As I mentioned at the beginning, we also welcome Andrew Murrison’s Report on mental health - MP for Westbury.
We strongly endorse its key themes and recommendations, and will be working on them as quickly as possible, working hand-in-glove with the Department of Health and all concerned, including voluntary and charitable organisations.
We’re already putting two of his recommendations into practice: a free, dedicated 24 hour support line for former service personnel; and 30 additional mental health nurses in Mental Health Trusts.
We owe it to those with mental scars to identify them far sooner, and we are examining various ways to do so, including trialling screening and surveillance techniques.
In part, that’s why the Department of Health and the Scottish and Welsh Administrations - with our support - have undertaken community mental health pilots at six NHS Trusts.
We are evaluating these schemes which will help with the provision of mental health services from next year.

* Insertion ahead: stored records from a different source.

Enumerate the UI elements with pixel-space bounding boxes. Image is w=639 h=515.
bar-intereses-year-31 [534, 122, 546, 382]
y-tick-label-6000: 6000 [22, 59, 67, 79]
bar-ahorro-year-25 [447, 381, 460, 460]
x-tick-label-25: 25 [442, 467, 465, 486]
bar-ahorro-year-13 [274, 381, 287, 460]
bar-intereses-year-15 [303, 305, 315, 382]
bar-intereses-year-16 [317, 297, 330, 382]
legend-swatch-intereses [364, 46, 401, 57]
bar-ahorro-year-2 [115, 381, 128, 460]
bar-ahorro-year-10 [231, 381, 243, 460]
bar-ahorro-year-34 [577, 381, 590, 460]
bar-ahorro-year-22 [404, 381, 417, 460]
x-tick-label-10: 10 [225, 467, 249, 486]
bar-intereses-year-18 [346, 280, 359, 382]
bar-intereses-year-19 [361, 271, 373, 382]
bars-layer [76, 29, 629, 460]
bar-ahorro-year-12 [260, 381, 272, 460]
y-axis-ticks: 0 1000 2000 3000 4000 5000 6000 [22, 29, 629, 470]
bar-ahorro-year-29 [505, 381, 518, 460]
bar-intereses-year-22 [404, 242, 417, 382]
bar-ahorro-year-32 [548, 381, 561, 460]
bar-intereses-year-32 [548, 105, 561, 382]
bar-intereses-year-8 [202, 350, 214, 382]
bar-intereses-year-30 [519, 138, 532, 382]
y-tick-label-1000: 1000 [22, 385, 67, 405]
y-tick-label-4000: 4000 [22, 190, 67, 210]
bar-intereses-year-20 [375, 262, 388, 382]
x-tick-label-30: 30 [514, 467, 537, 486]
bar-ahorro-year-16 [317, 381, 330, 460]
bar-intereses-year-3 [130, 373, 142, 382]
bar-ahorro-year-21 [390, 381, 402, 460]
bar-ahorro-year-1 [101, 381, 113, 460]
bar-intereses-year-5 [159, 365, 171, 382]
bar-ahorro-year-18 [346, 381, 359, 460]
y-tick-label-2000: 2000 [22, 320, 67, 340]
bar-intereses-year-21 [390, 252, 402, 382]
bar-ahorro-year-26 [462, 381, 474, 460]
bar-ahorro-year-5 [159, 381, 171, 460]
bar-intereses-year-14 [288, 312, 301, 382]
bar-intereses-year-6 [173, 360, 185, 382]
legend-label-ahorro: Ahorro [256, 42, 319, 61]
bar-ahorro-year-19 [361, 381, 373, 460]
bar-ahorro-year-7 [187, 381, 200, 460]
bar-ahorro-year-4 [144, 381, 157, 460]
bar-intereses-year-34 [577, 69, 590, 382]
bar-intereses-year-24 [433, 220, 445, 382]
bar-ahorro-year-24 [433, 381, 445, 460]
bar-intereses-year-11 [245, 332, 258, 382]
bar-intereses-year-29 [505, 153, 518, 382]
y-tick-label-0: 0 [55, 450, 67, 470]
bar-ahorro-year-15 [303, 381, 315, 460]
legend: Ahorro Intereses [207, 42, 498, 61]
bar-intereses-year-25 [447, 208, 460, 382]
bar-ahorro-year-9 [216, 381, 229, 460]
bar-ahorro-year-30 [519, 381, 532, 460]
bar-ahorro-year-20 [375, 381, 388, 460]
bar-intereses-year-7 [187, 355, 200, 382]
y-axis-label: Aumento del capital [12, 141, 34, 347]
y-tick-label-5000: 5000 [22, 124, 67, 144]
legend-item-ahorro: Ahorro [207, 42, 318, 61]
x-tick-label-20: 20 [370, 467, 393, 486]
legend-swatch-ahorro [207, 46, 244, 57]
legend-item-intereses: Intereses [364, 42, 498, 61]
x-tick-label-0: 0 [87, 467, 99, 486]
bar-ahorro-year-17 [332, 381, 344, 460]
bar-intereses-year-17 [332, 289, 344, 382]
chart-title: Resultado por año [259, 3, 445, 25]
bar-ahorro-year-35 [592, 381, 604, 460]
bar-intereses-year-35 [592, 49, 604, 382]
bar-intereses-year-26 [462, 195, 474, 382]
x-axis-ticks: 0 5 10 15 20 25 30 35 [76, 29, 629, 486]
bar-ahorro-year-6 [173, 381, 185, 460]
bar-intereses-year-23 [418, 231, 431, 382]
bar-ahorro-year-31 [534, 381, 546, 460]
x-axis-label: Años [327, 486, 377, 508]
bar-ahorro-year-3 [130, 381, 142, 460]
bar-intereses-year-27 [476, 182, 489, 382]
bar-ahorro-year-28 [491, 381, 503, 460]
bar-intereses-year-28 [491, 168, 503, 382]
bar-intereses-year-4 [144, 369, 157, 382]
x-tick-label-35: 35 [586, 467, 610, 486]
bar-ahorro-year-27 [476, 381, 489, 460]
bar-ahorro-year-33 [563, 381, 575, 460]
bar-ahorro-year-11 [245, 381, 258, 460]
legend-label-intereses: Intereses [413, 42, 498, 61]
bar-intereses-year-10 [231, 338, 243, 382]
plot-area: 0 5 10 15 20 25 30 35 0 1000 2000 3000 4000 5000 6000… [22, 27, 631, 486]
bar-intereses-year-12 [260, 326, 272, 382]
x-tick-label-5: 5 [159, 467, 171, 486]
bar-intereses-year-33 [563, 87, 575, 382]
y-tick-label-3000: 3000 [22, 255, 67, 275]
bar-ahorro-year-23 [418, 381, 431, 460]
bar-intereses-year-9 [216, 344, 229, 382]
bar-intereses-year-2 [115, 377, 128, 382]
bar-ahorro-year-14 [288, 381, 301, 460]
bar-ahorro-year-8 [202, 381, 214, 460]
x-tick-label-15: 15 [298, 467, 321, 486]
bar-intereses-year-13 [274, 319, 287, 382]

We are developing an overarching Armed Forces Mental Health Strategy, as well as a Stress Management Training Centre at the Defence Academy in Shrivenham.
I am pleased to see that your programme today will touch on some these longer term aspects.
Earlier, I mentioned the impact that war has on medical advances.
DMS are achieving a standard of care and outcomes that are simply unprecedented, particularly in the area of trauma care.
They have made changes throughout - from the moment someone is wounded; through the celebrated ‘MERT’ helicopter retrieval of casualties; the Field Hospitals; and the Aeromedical Evacaution service back home; to the new NHS Queen Elizabeth hospital in Birmingham and the Defence Medical Rehabilitation Centre at Headley Court.
So you will also hear a good deal about these changes, as well as hearing about the challenges facing our Permanent Joint Headquarters in ensuring optimum medical support many thousands of miles away from home base.
And I believe that there is an obligation on us all to ensure that the skills that have been developed are shared and transferred across the NHS.
The same is true of the lessons learned by the combined NHS and military teams in Birmingham, and the remarkable work carried out by the staff at Headley Court.
I’m sure that today’s conference will help that process.
Ladies and Gentlemen, I hope that puts your Conference today in context.
When we say we will treat the invisible as well as visible scars of war, we mean it.
But we couldn’t do it without you, the professionals.
On behalf of the brave men and women you work so hard to support, you have our gratitude.